Published date: 2021/07
In this third article in our series on the 7 habits of highly effective financial technology leaders we speak to Colin Slight of The Realization Group and Thomas McHugh, CEO and Co-Founder at Finbourne Technology about how they reduce friction and create efficiency in complicated processes.
Financial technology now underpins all aspects of our financial ecosystem, front to back within organisations, and as a connector of the financial markets community. In many cases, the pandemic highlighted the importance of financial technology. Technology, of course, underpinned successful remote working and collaboration across a number of industries. For financial institutions, however, a key differentiator of resilience and success arose from the extent to which they had adopted best-of-breed financial technology solutions, whether these were AI / ML based chatbots and other tools augmenting their sales and trading or compliance functions, cloud-based market data solutions, trading platforms and connectivity suites, or operational and process-driven automation solutions.

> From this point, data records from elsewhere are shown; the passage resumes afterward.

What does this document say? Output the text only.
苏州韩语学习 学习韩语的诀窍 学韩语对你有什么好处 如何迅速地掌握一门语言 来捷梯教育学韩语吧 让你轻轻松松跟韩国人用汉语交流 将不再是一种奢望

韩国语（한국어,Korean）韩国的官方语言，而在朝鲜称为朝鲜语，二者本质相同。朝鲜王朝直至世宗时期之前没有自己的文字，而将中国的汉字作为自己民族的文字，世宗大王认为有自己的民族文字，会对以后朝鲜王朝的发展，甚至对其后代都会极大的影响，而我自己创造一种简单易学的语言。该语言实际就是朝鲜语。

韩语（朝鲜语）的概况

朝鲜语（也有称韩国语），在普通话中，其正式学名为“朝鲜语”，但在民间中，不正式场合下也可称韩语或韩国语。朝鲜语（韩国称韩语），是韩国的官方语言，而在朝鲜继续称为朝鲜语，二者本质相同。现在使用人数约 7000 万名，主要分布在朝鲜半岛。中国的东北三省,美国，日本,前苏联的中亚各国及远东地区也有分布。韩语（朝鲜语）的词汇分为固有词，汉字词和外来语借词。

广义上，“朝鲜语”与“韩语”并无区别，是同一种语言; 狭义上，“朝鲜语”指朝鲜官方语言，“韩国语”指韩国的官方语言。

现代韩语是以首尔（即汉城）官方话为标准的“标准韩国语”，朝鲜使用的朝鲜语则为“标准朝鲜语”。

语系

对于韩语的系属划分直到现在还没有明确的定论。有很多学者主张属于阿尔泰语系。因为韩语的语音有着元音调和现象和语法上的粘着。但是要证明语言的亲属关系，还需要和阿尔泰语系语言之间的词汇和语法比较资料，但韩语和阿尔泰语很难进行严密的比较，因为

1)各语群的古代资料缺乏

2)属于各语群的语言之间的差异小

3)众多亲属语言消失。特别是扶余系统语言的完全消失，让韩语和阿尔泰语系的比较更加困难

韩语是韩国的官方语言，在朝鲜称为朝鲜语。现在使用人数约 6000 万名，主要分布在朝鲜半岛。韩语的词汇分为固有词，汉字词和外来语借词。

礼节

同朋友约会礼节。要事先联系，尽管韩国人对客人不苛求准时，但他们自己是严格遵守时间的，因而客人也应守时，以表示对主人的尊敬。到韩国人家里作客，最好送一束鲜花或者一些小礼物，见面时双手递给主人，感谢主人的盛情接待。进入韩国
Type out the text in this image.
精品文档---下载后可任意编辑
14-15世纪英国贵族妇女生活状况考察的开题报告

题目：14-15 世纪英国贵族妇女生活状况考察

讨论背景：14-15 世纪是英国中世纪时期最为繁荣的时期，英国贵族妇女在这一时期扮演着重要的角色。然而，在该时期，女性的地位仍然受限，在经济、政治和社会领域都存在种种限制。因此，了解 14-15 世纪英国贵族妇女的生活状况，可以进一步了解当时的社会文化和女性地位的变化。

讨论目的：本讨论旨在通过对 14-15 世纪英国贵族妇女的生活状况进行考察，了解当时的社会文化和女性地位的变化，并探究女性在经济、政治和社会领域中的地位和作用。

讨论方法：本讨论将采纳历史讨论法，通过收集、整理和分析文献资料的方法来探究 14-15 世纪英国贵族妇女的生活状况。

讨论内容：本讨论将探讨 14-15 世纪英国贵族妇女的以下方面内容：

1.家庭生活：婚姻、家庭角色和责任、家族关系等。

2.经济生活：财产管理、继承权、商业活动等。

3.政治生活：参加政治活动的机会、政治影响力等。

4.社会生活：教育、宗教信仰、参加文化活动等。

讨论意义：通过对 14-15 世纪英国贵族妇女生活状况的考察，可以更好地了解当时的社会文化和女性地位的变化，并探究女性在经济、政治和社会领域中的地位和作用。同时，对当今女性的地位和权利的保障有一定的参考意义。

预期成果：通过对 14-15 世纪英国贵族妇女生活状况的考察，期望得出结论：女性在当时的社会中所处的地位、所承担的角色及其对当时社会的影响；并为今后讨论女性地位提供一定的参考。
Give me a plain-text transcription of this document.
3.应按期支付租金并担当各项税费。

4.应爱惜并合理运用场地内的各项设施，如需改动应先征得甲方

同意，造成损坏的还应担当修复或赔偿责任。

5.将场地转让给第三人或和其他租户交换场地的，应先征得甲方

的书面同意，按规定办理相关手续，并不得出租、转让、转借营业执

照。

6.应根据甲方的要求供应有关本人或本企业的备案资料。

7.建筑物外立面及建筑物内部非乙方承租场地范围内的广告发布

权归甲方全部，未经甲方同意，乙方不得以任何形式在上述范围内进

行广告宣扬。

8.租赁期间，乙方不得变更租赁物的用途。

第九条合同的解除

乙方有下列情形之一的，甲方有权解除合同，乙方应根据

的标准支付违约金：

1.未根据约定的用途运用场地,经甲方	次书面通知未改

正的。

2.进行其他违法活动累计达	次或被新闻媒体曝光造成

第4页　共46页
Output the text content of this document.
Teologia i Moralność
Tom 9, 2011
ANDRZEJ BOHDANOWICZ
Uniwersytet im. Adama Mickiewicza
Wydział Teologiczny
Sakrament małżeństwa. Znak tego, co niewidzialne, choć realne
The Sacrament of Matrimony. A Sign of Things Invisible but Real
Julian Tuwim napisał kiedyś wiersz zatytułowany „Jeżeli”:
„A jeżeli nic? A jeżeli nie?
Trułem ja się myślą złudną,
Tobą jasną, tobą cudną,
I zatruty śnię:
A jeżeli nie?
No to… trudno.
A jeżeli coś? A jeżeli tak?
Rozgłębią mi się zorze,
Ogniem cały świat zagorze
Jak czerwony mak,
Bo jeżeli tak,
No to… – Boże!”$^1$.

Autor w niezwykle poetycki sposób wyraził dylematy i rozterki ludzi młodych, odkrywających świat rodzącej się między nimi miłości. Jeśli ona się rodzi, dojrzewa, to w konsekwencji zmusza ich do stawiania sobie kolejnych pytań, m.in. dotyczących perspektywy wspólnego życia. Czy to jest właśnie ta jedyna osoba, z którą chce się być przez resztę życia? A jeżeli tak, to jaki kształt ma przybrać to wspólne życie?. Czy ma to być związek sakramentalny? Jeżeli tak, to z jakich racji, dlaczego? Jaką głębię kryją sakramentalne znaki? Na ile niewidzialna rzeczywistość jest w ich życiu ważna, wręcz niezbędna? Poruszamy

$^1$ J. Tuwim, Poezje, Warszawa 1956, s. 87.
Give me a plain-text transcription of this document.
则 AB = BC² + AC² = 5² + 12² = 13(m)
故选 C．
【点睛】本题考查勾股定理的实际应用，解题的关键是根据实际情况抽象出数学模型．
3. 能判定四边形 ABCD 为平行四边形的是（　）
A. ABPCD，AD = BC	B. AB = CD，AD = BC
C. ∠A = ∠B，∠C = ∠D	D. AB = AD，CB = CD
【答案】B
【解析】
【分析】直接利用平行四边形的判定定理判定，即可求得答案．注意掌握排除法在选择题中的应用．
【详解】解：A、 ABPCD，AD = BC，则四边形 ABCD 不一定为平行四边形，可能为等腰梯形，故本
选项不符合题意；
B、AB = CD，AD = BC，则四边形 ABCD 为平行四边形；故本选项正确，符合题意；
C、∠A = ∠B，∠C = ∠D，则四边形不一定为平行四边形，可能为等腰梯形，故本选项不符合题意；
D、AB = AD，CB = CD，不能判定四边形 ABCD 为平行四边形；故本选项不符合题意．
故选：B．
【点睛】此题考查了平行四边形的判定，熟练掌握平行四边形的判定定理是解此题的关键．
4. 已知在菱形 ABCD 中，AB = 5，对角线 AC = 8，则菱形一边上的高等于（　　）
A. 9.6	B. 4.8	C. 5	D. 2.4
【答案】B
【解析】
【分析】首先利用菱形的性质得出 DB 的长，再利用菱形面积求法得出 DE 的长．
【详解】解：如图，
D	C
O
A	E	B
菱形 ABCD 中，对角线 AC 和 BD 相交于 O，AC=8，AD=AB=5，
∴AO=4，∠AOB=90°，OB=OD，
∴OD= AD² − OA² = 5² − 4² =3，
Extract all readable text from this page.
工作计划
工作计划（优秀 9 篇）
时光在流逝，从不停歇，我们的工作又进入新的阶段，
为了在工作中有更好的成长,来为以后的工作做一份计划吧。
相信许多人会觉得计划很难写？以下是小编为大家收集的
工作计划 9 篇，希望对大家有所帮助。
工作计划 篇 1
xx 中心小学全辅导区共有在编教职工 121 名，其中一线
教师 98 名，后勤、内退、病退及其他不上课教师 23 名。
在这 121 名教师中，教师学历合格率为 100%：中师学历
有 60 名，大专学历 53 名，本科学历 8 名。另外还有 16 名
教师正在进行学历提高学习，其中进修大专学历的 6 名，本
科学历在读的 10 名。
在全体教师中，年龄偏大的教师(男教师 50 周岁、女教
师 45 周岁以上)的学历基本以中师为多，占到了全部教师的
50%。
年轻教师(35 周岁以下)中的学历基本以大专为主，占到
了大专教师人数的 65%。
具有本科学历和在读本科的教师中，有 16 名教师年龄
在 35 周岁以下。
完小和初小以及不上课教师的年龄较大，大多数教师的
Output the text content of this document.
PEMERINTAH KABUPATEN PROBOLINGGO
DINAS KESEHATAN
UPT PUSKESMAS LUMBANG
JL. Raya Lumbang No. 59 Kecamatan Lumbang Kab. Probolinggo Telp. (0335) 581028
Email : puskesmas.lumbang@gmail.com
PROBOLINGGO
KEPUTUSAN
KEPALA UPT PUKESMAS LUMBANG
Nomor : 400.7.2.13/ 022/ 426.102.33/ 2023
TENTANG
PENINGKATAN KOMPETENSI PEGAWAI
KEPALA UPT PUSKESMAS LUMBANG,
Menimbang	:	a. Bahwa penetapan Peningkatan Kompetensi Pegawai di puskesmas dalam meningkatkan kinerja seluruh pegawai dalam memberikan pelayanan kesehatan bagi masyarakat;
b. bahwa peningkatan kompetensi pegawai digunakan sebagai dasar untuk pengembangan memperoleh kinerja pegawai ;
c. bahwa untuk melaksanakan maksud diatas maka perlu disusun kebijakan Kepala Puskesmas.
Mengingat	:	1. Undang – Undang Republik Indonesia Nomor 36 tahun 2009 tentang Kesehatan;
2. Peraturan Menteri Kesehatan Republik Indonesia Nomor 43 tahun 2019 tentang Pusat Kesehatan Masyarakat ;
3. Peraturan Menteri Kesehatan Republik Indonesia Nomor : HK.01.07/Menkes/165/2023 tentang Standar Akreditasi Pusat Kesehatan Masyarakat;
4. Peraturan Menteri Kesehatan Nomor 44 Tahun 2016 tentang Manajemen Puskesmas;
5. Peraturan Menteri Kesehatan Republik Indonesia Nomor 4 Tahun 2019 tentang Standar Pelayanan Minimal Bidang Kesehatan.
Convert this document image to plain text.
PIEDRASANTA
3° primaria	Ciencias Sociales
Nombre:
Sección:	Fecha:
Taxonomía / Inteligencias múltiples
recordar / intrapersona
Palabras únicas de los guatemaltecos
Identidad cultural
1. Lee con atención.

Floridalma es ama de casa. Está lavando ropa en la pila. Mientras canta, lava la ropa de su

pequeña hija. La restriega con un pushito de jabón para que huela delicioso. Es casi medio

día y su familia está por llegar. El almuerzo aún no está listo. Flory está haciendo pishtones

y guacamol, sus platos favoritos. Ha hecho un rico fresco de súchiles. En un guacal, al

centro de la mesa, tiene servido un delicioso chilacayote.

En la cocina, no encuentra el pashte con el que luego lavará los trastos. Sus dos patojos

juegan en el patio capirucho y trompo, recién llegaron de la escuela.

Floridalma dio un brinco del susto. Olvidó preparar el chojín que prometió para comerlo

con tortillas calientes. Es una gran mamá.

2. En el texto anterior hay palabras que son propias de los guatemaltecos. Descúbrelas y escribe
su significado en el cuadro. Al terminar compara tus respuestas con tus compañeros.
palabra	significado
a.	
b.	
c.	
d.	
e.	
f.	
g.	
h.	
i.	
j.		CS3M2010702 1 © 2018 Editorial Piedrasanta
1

For the general public as well, the availability of consumer-focussed financial technology in the form of mobile banking and payment apps, and other innovative financial products and services, eased the rapid transition, during lockdown, towards a more digital and online-based economy. A common thread across financial technology firms is their constant pursuit of innovation and their desire to apply technology to the challenges, operational inefficiencies and barriers to market access and to optimal performance facing their customers, be they individual consumers or large institutions. One of the key advantages of technology is that it enables businesses to reduce friction and create efficiency in complicated processes
The ability to identify and effectively analyse the root cause of complex problems, in order to reduce friction and to create efficiency, is fundamentally important in the financial technology space. It’s a key leadership attribute when assessing client and market challenges and opportunities, as well as when turned internally, to focus on the organisation’s own areas for improvement. The transition to remote teams and to working from home, maintaining a collaborative and effective work environment whilst also recognising and dealing with the logistical challenges, was called out by all of our participants.
For Thomas McHugh, CEO and Co-Founder at Finbourne Technology, a firm specialising in portfolio management systems and investment data management solutions, this is the single most important habit for a financial technology leader to have. However, it’s also one that has evolved and developed in new directions during the pandemic. “My immediate reaction was that this is all you’ve got to do as a leader, distilled down to its essence. Everything else stems from it. But when I thought about it in the context of the pandemic, the world has completely changed. As a financial technology leader, your main job is to think about how your customers are served efficiently, how people can get what they need from your organisation efficiently, how you employees can efficiently get the answers and resources they need to solve the problems that they want to solve, how your teams are operating efficiently, and all the metrics and KPIs we have around those kinds of efficiency. Now, however, it’s become much more about making sure that people are on the same side and on the same team, so that we can build relationships both amongst our own team and with our clients that are strong, even if we’re only able to interact over Zoom. It’s through those improved relationships that we can maintain a focus on efficiency.”
The link between relationships and efficiency, particularly during the pandemic, is taken to the extreme for those who are trying to establish a new regulated business, new partnerships and relationships, and build a new team, in the midst of a series of lockdowns. Many entrepreneurs have found themselves in exactly this position of recruiting and hiring people they have never met in person. It has created many challenges in terms of building relationships but also some positives in terms of employees’ efficiency and focus. With no water cooler conversations at the office and the need to juggle multiple competing priorities at home, it can mean that everyone is more focused on the task at hand.